There are times when you can get an analytical formula and evaluate that in a split second for each scenario, which is obviously a good move. For example, you could solve a multiple linear regression by MCMC, or by matrix algebra, and the latter is going to be lightning fast, always reliable, but not extendable to anything more complex. There are other times when you can’t get the formula but by thinking about the data-generating process, you can write a simulation program really quickly and get on with your life. How about the sampling distribution of the third quartile of dodecahedral volumes in 11-dimensional space whose vertices are sampled from autocorrelated mixtures of multivariate Cauchy distributions? No problem. Last week I did some sample size calculations for students, all by simulation, because there was no simple applicable formula. It just works, but surprisingly few places teach people these skills.

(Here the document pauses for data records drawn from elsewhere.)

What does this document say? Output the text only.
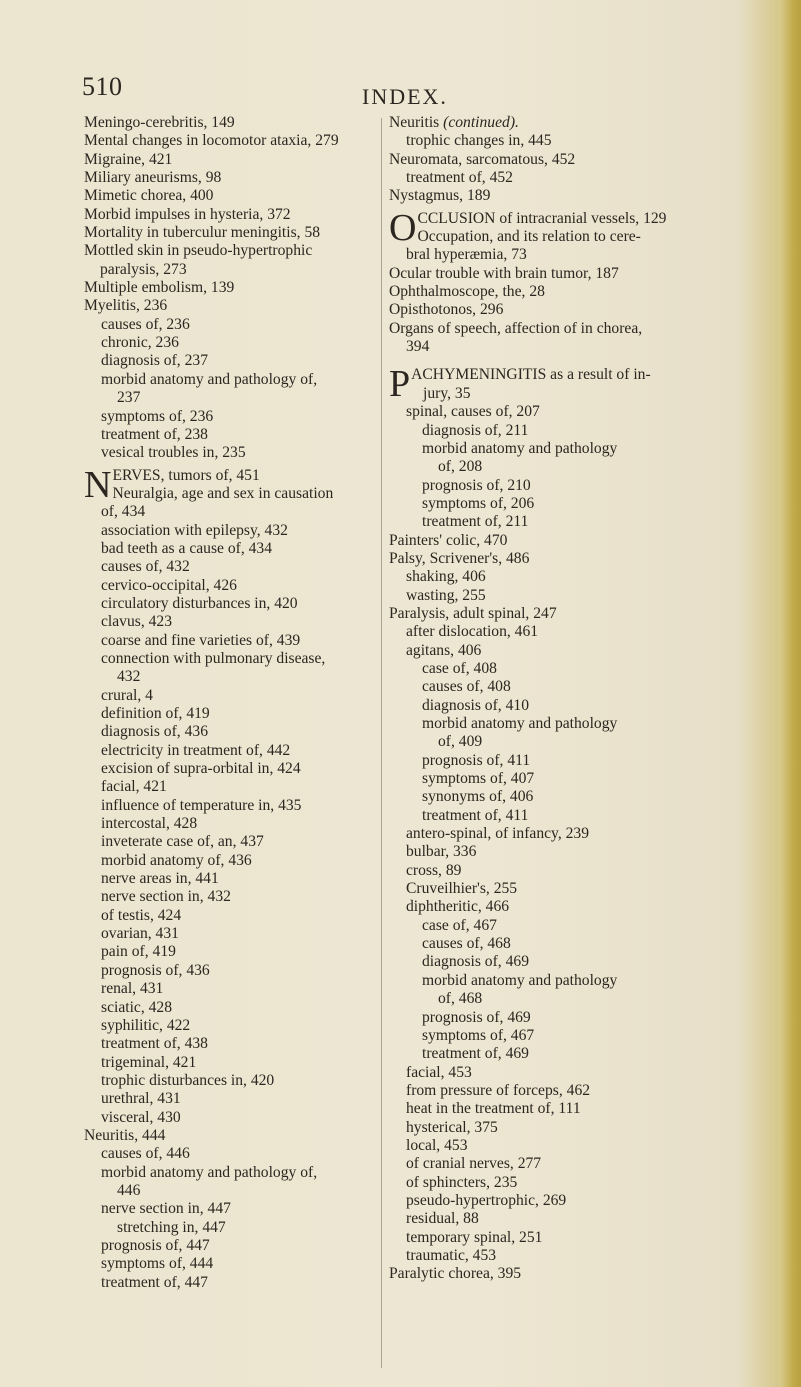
510	INDEX.
Meningo-cerebritis, 149
Mental changes in locomotor ataxia, 279
Migraine, 421
Miliary aneurisms, 98
Mimetic chorea, 400
Morbid impulses in hysteria, 372
Mortality in tuberculur meningitis, 58
Mottled skin in pseudo-hypertrophic
paralysis, 273
Multiple embolism, 139
Myelitis, 236
causes of, 236
chronic, 236
diagnosis of, 237
morbid anatomy and pathology of,
237
symptoms of, 236
treatment of, 238
vesical troubles in, 235
NERVES, tumors of, 451
Neuralgia, age and sex in causation
of, 434
association with epilepsy, 432
bad teeth as a cause of, 434
causes of, 432
cervico-occipital, 426
circulatory disturbances in, 420
clavus, 423
coarse and fine varieties of, 439
connection with pulmonary disease,
432
crural, 4
definition of, 419
diagnosis of, 436
electricity in treatment of, 442
excision of supra-orbital in, 424
facial, 421
influence of temperature in, 435
intercostal, 428
inveterate case of, an, 437
morbid anatomy of, 436
nerve areas in, 441
nerve section in, 432
of testis, 424
ovarian, 431
pain of, 419
prognosis of, 436
renal, 431
sciatic, 428
syphilitic, 422
treatment of, 438
trigeminal, 421
trophic disturbances in, 420
urethral, 431
visceral, 430
Neuritis, 444
causes of, 446
morbid anatomy and pathology of,
446
nerve section in, 447
stretching in, 447
prognosis of, 447
symptoms of, 444
treatment of, 447
Neuritis (continued).
trophic changes in, 445
Neuromata, sarcomatous, 452
treatment of, 452
Nystagmus, 189
OCCLUSION of intracranial vessels, 129
Occupation, and its relation to cere-
bral hyperæmia, 73
Ocular trouble with brain tumor, 187
Ophthalmoscope, the, 28
Opisthotonos, 296
Organs of speech, affection of in chorea,
394
PACHYMENINGITIS as a result of in-
jury, 35
spinal, causes of, 207
diagnosis of, 211
morbid anatomy and pathology
of, 208
prognosis of, 210
symptoms of, 206
treatment of, 211
Painters' colic, 470
Palsy, Scrivener's, 486
shaking, 406
wasting, 255
Paralysis, adult spinal, 247
after dislocation, 461
agitans, 406
case of, 408
causes of, 408
diagnosis of, 410
morbid anatomy and pathology
of, 409
prognosis of, 411
symptoms of, 407
synonyms of, 406
treatment of, 411
antero-spinal, of infancy, 239
bulbar, 336
cross, 89
Cruveilhier's, 255
diphtheritic, 466
case of, 467
causes of, 468
diagnosis of, 469
morbid anatomy and pathology
of, 468
prognosis of, 469
symptoms of, 467
treatment of, 469
facial, 453
from pressure of forceps, 462
heat in the treatment of, 111
hysterical, 375
local, 453
of cranial nerves, 277
of sphincters, 235
pseudo-hypertrophic, 269
residual, 88
temporary spinal, 251
traumatic, 453
Paralytic chorea, 395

PS Do you teach this kind of stuff in an introductory stats setting? I’d like to hear from you! We might be able to put together a scientific meeting around this theme. There is interest and support and a central London venue but I need speakers…

1. Kevin McConway says:

Hmm. But the Wolfram MathWorld page gets to its answer of 1/8 in its first paragraph, before it gets to that horrible volume calculation you quote, which (as far as I can see) has nothing to do with the probability asked about, but is instead about the distribution of the volume of the random tetrahedron. Likewise, the Howard and Sisson thing is about generalizations of the original problem, which do (it seems) require lots of hard maths. You’re right that one can get to the answer, without hard maths, by simulation, but a similar point is that you can also get to it without hard maths by thinking about it geometrically and not just jumping into either the maths or the simulation.

1. Robert says:

Sure, but only if you happen to think about it in the way that leads to a simple answer. Ah, but that’s mathematics all round. And then as you seek answers to increasingly complex situations, simulation will soon outpace analytical answers.

2. kent37 says:

I’m not sure if I follow your code, but I don’t think you are correctly picking random points on the sphere. It looks like you are picking random points in a 2x2x2 cube and projecting them onto the unit sphere. This will tend to prefer points on the sphere nearer to the corners of the sphere. For a better method, Wolfram to the rescue 🙂
http://mathworld.wolfram.com/SpherePointPicking.html

1. Robert says:

True, and I’m sure in general it’s not a good idea to go projecting quick ‘n’ dirty random points onto the shape you really need, but in this case I don’t believe it makes any difference. The tetrahedra formed from the excess points in the corners of the cube have the same probability of containing the origin, by the same Wolfram logic. But of course you can check this with simulation on the excess points by replacing
a <- matrix(runif(12,min=-1,max=1), nrow=4)
with:
a<-NULL
npoints<-0
while(npoints<4) {
p <- runif(3,min=-1,max=1)
if(m(p)>1) {
a<-rbind(a,p)
npoints<-npoints+1
}
}
and I get 0.12547 containing the origin with a very similar-looking distribution of volumes.